The first nine students arrived on August 3 of that year. Instruction was held in a converted mansion, the Neville Mansion, known for later serving as the Hannah Neil Mission, from 1868 to 1977. The students each represented a single judicial district, and had to be between the ages of 6 and 15. By 1858, the school's population grew to 30. By 1862, the school's resident population grew to 57. The number of applicants increased each year, and the old building could only accommodate about 50 students. In 1864, as the center desired a larger structure to support more students, as well as a location away from the city center, the institute purchased the land it currently occupies. In 1865, the foundation for the new residential school building was started. The institute's main building was completed enough to begin occupancy in July 1868, with 105 students, increased to 300 by the end of the year.

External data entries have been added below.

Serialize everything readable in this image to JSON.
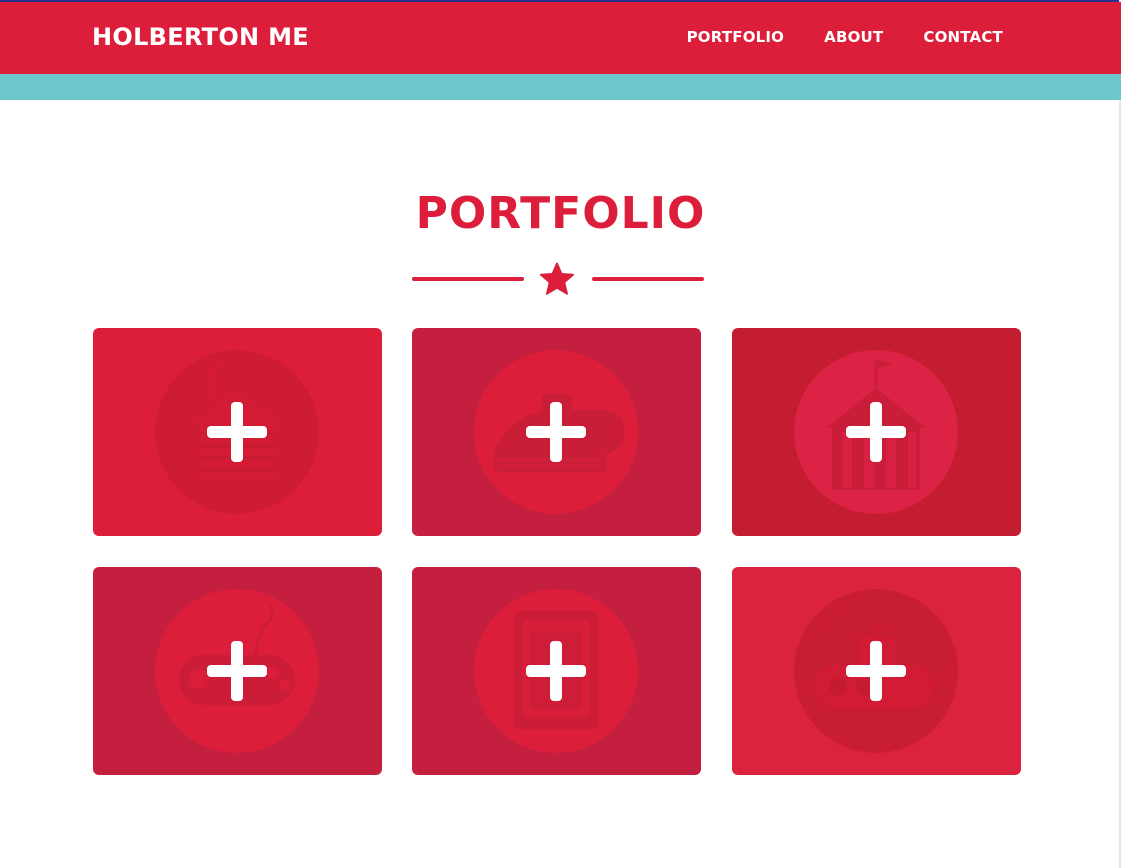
{
  "nav": {
    "brand": "HOLBERTON ME",
    "links": [
      "PORTFOLIO",
      "ABOUT",
      "CONTACT"
    ]
  },
  "section": {
    "title": "PORTFOLIO"
  },
  "colors": {
    "primary": "#dc1e3a",
    "accent": "#6ec6cd",
    "tile_colors": [
      "#dc1e3a",
      "#c51f40",
      "#c41c31",
      "#c51f40",
      "#c51f40",
      "#db233f"
    ]
  },
  "tiles": [
    {
      "icon": "cabin-icon",
      "action": "plus-icon"
    },
    {
      "icon": "cake-icon",
      "action": "plus-icon"
    },
    {
      "icon": "circus-tent-icon",
      "action": "plus-icon"
    },
    {
      "icon": "game-controller-icon",
      "action": "plus-icon"
    },
    {
      "icon": "safe-icon",
      "action": "plus-icon"
    },
    {
      "icon": "submarine-icon",
      "action": "plus-icon"
    }
  ]
}
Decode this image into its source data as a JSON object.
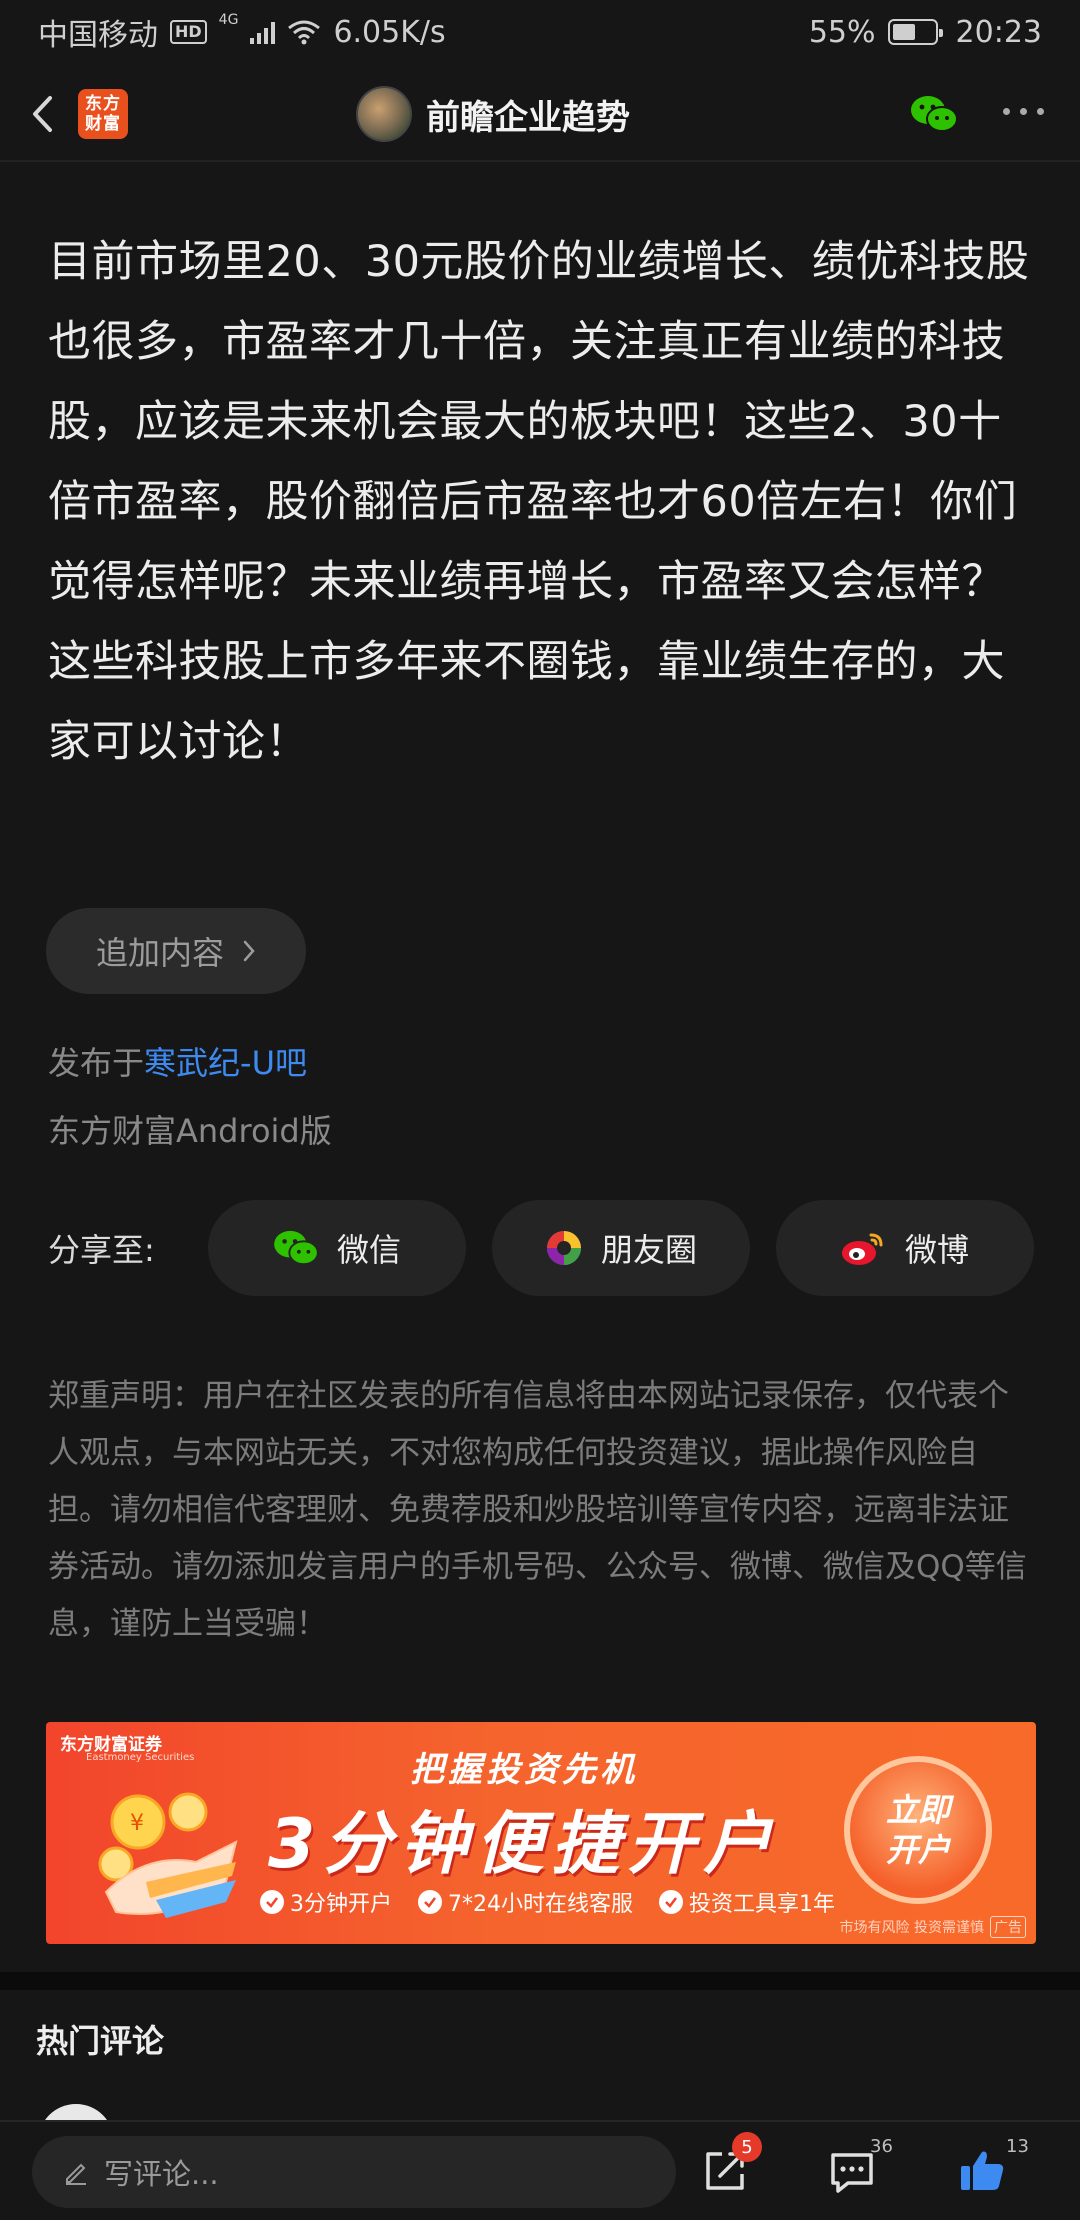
{
  "status_bar": {
    "carrier": "中国移动",
    "hd": "HD",
    "network": "4G",
    "speed": "6.05K/s",
    "battery": "55%",
    "battery_level": 0.55,
    "time": "20:23"
  },
  "nav": {
    "app_logo_line1": "东方",
    "app_logo_line2": "财富",
    "title": "前瞻企业趋势"
  },
  "article": {
    "body": "目前市场里20、30元股价的业绩增长、绩优科技股也很多，市盈率才几十倍，关注真正有业绩的科技股，应该是未来机会最大的板块吧！这些2、30十倍市盈率，股价翻倍后市盈率也才60倍左右！你们觉得怎样呢？未来业绩再增长，市盈率又会怎样？这些科技股上市多年来不圈钱，靠业绩生存的，大家可以讨论！",
    "add_content": "追加内容",
    "published_prefix": "发布于",
    "published_board": "寒武纪-U吧",
    "client": "东方财富Android版"
  },
  "share": {
    "label": "分享至:",
    "targets": [
      {
        "label": "微信",
        "icon": "wechat-icon"
      },
      {
        "label": "朋友圈",
        "icon": "moments-icon"
      },
      {
        "label": "微博",
        "icon": "weibo-icon"
      }
    ]
  },
  "disclaimer": "郑重声明：用户在社区发表的所有信息将由本网站记录保存，仅代表个人观点，与本网站无关，不对您构成任何投资建议，据此操作风险自担。请勿相信代客理财、免费荐股和炒股培训等宣传内容，远离非法证券活动。请勿添加发言用户的手机号码、公众号、微博、微信及QQ等信息，谨防上当受骗！",
  "ad": {
    "brand": "东方财富证券",
    "brand_en": "Eastmoney Securities",
    "headline": "把握投资先机",
    "main": "3分钟便捷开户",
    "features": [
      "3分钟开户",
      "7*24小时在线客服",
      "投资工具享1年"
    ],
    "cta_line1": "立即",
    "cta_line2": "开户",
    "risk": "市场有风险 投资需谨慎",
    "tag": "广告"
  },
  "comments": {
    "header": "热门评论"
  },
  "bottom_bar": {
    "placeholder": "写评论...",
    "share_badge": "5",
    "comment_count": "36",
    "like_count": "13"
  },
  "colors": {
    "background": "#161616",
    "link": "#3d8bf0",
    "accent_orange": "#e8501e",
    "wechat_green": "#2dc100",
    "badge_red": "#e53a2a"
  }
}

In 1871, the school's name was adjusted to the Ohio Institution for the Education of Idiotic and Imbecile Youth. The campus was built upon gradually, with wings added to the main building in 1876 and 1878, with a heating plant, laundry, workshop, coal house, and hospital also constructed around this time. Construction labor was predominantly sourced from the institute's adult patients. In 1881, the school was renamed the Ohio Institution for Feeble-Minded Youth. At this time, the institute had 614 students. Also in this year, on November 18, the main building was destroyed in a fire, several side wings were severely damaged, and about 20 years of records were lost. A safe evacuation took place, and within three years the buildings had been reconstructed. From 1888 to 1890, buildings were constructed for dining rooms, shops, and kitchens. Another fire damaged the main building in 1895, destroying most of the south wing. The structure was rebuilt and occupied by May 1895.